91degrees 91degrees writes  |  more than 12 years ago I was recently sent an email by a friend about stupid computer users. One of these people had broken his CD-ROM drive trying to use it as a cup holder. One of them had tried to use the mouse (The plastic device that you use to move the pointer around the screen) as a foot pedal.

My friend seemed to find this funny. I found it disturbing. We have people spending several thousand dollars on a piece of sophisticated equipment, that they have no idea how to use. It's not just this though. The shear volume of unmitigated dross on the Interent is screaming for us to regulate it, if only to make it possible to find something useful.

I think people should have to take a driving test for their computers.

This may seem like a strange suggestion, but this is simply because you aren't used to the idea. When the driving licence was first proposed for cars, people were horrified at the prospect. Now, if you even consider suggesting the abolision of the driving test, people with react with equal or greater horror.

A computer can after all be every bit as dangerous as a car. Used incorrectly, it can be used to attack commercial and government websites that are essential to the running of the free nations of the world. Even those who don't have any illegal intentions could unwillingly be allowing criminals to hack into their machines, and the evil hackers could use them as a springboard to get into other computers, making the owner of the computer an unwitting acomplace to a criminal act.

It is illegal to export powerful computers to over 100 countries. Yet these same countries do have low power computers. These can be used to hack into more powerful computers, that can be used to hack into the powerful computers that we have in the democratic world, and these can be used to hack into the extremely powerful servers that run our nation. People need to be taught to prevent this sort of attack from happening. We should not allow people to put these at risk simply because they don't know how to secure their computers.

We should expand this into restrictions of the types of computers that should be used on the internet.
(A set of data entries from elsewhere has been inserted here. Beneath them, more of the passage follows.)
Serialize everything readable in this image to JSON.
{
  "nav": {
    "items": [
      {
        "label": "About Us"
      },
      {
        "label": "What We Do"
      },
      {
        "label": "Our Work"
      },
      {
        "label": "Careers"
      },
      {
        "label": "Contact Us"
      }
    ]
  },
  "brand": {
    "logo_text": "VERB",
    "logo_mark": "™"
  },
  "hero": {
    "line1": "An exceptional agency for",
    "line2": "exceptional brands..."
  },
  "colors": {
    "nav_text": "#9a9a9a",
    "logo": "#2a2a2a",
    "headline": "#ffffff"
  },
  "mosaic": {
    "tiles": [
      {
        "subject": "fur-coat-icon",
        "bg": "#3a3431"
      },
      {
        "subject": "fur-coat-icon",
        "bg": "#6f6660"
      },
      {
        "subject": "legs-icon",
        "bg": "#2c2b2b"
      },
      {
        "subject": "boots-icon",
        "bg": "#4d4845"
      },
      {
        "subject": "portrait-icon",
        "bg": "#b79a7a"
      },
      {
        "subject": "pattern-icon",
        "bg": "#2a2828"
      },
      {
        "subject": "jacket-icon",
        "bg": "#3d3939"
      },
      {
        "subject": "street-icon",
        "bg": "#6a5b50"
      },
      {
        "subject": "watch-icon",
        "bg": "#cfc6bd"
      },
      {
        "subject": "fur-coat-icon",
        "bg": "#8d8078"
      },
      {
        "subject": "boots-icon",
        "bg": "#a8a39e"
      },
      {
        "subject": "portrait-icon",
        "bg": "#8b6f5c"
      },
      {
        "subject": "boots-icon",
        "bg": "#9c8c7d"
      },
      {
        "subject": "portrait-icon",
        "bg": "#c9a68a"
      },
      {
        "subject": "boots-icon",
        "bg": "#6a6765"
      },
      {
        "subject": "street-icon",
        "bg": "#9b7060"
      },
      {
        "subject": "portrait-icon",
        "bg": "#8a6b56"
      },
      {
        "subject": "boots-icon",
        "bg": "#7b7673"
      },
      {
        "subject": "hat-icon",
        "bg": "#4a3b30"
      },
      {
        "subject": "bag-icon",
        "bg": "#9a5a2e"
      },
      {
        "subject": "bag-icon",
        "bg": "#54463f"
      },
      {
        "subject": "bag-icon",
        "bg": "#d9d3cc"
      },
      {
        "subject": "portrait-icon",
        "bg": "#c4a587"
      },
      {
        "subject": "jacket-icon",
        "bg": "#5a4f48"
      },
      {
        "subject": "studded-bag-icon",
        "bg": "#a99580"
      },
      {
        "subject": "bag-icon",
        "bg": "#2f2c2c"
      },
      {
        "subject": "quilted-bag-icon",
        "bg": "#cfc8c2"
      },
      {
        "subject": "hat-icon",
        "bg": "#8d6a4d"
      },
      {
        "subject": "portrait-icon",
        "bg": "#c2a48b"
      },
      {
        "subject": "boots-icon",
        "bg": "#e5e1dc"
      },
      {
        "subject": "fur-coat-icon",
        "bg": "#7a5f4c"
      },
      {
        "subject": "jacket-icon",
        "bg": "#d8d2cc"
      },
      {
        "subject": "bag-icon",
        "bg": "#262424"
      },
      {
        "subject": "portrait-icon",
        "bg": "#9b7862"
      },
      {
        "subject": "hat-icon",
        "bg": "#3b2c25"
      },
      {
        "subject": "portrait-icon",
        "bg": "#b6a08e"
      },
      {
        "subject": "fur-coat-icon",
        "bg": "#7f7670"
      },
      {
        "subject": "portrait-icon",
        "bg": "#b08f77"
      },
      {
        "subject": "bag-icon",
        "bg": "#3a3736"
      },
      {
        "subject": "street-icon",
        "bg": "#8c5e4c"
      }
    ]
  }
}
Now, many people here believe that Microsoft Windows should be the only operating system that people shuld use, but I feel that as long as they could ensure basic security was implemented, other operating systems should also be considered. Obviosuly we should make sure that these are rigourously tested, and at a cost to the manufdacturers. We insist on basic crash tests for cars after all. Once again, I'm sinmply suggesting that we apply the same rigourous standards to computers

This would have several benefits.

Old operating systyems such as the MS-DOS found on the early pre-Pentium machines can be decertified after they reach a certain age. This will keep the slower machines off the net, speeding up the internet for the rest of us.

After all, surely people should not be entitled to modify their computers in dangerous ways. Some people have REMOVED the Windows operating system that came with their PC, and replaced it with a free operating system in order to avoid having to pay for their software. I'm surpirised that this is still allowed. Nobody allows us to put spikes on the front of our cars, or replace the wheels with sawblades. Why should we be allowed to do the same to our computers?

Finally it will reduce the cost of our computers. Part of the cost is the cost of technical support. If they didn't have to train qualified people to answer so many questions, the cost of Windows would plummet.